The verso text in Italian, headed Dell’ Asia Tavola Decima Antica, provides the accompanying notes and coordinate data, listing key cities, deserts, and mountain ranges. These annotations reflect the Venetian editors’ fascination with merging classical geography and new knowledge from Arab and Portuguese exploration.
This plate comes from the 1574 edition published by Giordano Ziletti, the third printing of Ruscelli’s Italian translation following the Valgrisi editions of 1561 and 1564. The Ziletti issue is distinguished by a revised projection and updated typographic layout, producing one of the most elegant Venetian interpretations of Ptolemy’s atlas. Later printings in 1598 and 1599 reused these same plates.
Ptolemy’s Geographia, written around 150 CE, was rediscovered in manuscript form about 1300 and first printed in Bologna in 1477. It became the foundation for all Renaissance cartography, influencing the works of Mercator, Ortelius, and Münster.
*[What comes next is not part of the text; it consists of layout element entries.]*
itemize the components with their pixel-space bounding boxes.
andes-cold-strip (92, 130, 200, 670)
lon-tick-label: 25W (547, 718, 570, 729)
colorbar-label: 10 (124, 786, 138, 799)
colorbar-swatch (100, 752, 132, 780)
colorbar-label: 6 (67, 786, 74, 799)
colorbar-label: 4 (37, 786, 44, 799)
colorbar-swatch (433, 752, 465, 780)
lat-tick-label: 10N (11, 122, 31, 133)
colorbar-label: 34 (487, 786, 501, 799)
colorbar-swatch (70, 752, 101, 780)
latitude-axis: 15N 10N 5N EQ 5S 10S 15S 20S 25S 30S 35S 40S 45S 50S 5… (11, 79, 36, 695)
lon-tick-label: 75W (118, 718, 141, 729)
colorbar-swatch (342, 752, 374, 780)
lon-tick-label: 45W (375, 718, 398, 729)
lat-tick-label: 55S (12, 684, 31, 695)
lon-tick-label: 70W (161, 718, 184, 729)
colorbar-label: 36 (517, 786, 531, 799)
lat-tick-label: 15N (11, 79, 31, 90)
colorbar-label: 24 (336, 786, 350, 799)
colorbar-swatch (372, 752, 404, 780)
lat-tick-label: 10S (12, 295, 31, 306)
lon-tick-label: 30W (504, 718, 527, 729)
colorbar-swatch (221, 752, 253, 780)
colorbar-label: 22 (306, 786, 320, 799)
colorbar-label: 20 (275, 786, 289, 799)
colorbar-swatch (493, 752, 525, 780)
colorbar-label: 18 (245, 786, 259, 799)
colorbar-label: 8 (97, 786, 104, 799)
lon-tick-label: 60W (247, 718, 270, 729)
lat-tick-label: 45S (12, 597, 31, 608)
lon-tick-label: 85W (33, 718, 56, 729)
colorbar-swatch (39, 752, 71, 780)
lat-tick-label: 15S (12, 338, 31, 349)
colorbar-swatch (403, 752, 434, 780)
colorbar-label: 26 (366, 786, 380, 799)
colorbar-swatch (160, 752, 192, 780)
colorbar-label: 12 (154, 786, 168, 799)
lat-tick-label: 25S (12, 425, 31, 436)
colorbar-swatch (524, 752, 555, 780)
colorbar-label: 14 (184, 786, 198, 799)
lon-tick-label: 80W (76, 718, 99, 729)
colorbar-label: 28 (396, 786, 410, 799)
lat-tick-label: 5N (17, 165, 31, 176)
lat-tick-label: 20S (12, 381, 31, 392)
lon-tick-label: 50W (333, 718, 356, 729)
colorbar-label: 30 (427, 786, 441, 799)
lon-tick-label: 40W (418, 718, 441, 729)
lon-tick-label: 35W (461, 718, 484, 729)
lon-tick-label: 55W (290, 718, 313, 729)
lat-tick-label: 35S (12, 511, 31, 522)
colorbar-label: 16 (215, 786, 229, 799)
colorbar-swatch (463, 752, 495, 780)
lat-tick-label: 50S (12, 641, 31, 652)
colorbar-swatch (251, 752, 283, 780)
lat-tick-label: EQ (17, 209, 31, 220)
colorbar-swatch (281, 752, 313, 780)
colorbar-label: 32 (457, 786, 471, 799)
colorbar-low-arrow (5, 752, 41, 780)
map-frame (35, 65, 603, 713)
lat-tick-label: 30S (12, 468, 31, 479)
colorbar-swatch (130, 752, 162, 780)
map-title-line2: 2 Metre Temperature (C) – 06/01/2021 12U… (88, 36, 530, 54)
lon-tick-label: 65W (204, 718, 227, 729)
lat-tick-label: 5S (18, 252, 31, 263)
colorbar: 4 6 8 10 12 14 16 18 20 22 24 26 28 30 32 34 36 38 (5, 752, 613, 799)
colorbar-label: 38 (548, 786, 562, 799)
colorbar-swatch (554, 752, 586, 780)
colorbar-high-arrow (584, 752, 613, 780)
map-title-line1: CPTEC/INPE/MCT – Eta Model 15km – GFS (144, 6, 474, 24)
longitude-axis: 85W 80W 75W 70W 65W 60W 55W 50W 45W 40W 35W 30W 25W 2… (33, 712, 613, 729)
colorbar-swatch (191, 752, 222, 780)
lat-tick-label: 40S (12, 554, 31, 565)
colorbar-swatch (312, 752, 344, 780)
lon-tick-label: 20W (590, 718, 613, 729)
References Shirley Mapping of the World no. 133; Phillips Atlases 373
Projection Revised conical form introduced in the 1574 Ziletti edition
Verso text Italian commentary explaining the ancient geography of India and its regions
Rarity The 1574 Ziletti printing is scarcer than the 1561 Valgrisi edition and is valued for its full margins and clean impression.
Verso English Translation
India within the Ganges begins at the river Indus and extends eastward to the Gulf of the Ganges.
In this region lie the mountains Imaus and the lesser chain called Paropanisus, the rivers Indus and Ganges, and many notable cities, among which Bactra, Palibothra, and Ozene are most renowned.
These lands are inhabited by many nations — the Gangaridae, the Prasii, the Pandionae, and other peoples beyond the Ganges.
To the south it is bounded by the Indian Ocean, to the north by the Emodian and Imaus mountains, to the east by the Gulf of the Ganges, and to the west by the river Indus.
This country abounds in spices, gems, and elephants.
Scholarly Note
The Italian text on the verso of your copy is not a direct translation of the ancient Latin but rather a 16th-century explanatory table that lists Ptolemy’s coordinates (Città, Deserti, Monti) and includes numerical annotations for the longitude and latitude of principal cities such as Ozene, Palibothra, and Bactra. The Latin passage above is the corresponding original geographical description from Ptolemaei Geographiae Libri Octo, which the Venetian editors paraphrased.